とりあえず1DKの狭い部屋にあげ、タオルで髪を拭いてあげると、ハルくんは嫌がらずに大人しくソファに座っていた。

色素の薄いサラサラの髪は、今は雨水を含んでしっとりと肌に張りついている。


いつかと同じで、また顔に擦り傷や痣が数ヶ所あったから、心配になる私。

ついでに救急セットをクローゼットから出してきて、傷の手当てを始めた。

ハルくんは細身なのに筋肉質で。意外と鍛えられた体つきに思わず見惚れてしまう。


『ハルが一昨日から家に帰って来ない。そっちには行ってないよな?』


今朝、実は拓馬からメールが入っていた。男の子だからと、それほど気にしていなかったのだけど……。
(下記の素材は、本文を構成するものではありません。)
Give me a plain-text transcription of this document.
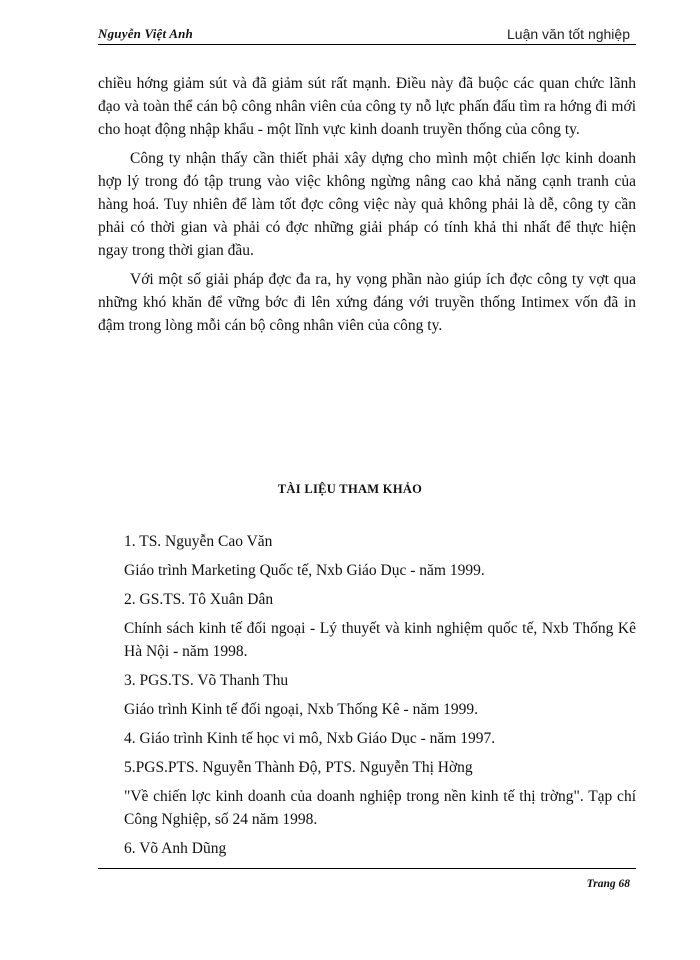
Nguyễn Việt Anh	Luận văn tốt nghiệp

chiều hớng giảm sút và đã giảm sút rất mạnh. Điều này đã buộc các quan chức lãnh đạo và toàn thể cán bộ công nhân viên của công ty nỗ lực phấn đấu tìm ra hớng đi mới cho hoạt động nhập khẩu - một lĩnh vực kinh doanh truyền thống của công ty.

Công ty nhận thấy cần thiết phải xây dựng cho mình một chiến lợc kinh doanh hợp lý trong đó tập trung vào việc không ngừng nâng cao khả năng cạnh tranh của hàng hoá. Tuy nhiên để làm tốt đợc công việc này quả không phải là dễ, công ty cần phải có thời gian và phải có đợc những giải pháp có tính khả thi nhất để thực hiện ngay trong thời gian đầu.

Với một số giải pháp đợc đa ra, hy vọng phần nào giúp ích đợc công ty vợt qua những khó khăn để vững bớc đi lên xứng đáng với truyền thống Intimex vốn đã in đậm trong lòng mỗi cán bộ công nhân viên của công ty.

TÀI LIỆU THAM KHẢO
1. TS. Nguyễn Cao Văn
Giáo trình Marketing Quốc tế, Nxb Giáo Dục - năm 1999.
2. GS.TS. Tô Xuân Dân
Chính sách kinh tế đối ngoại - Lý thuyết và kinh nghiệm quốc tế, Nxb Thống Kê Hà Nội - năm 1998.
3. PGS.TS. Võ Thanh Thu
Giáo trình Kinh tế đối ngoại, Nxb Thống Kê - năm 1999.
4. Giáo trình Kinh tế học vi mô, Nxb Giáo Dục - năm 1997.
5.PGS.PTS. Nguyễn Thành Độ, PTS. Nguyễn Thị Hờng
"Về chiến lợc kinh doanh của doanh nghiệp trong nền kinh tế thị trờng". Tạp chí Công Nghiệp, số 24 năm 1998.
6. Võ Anh Dũng
Trang 68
「ハルくん、家に帰ってないって聞いたよ。どこに泊まってたの?」

「ラブホテル」

「──ええっ?」


間抜けな私の顔とおかしな声のせいか、プッと吹き出すハルくん。


「嘘だよ」

「何だぁ……」


肩の力が抜ける。脱力した私を見てハルくんはクスクスとさらに笑う。

やっと、笑ってくれた。
ハルくんは笑顔でいてくれた方が、見ていて安心する。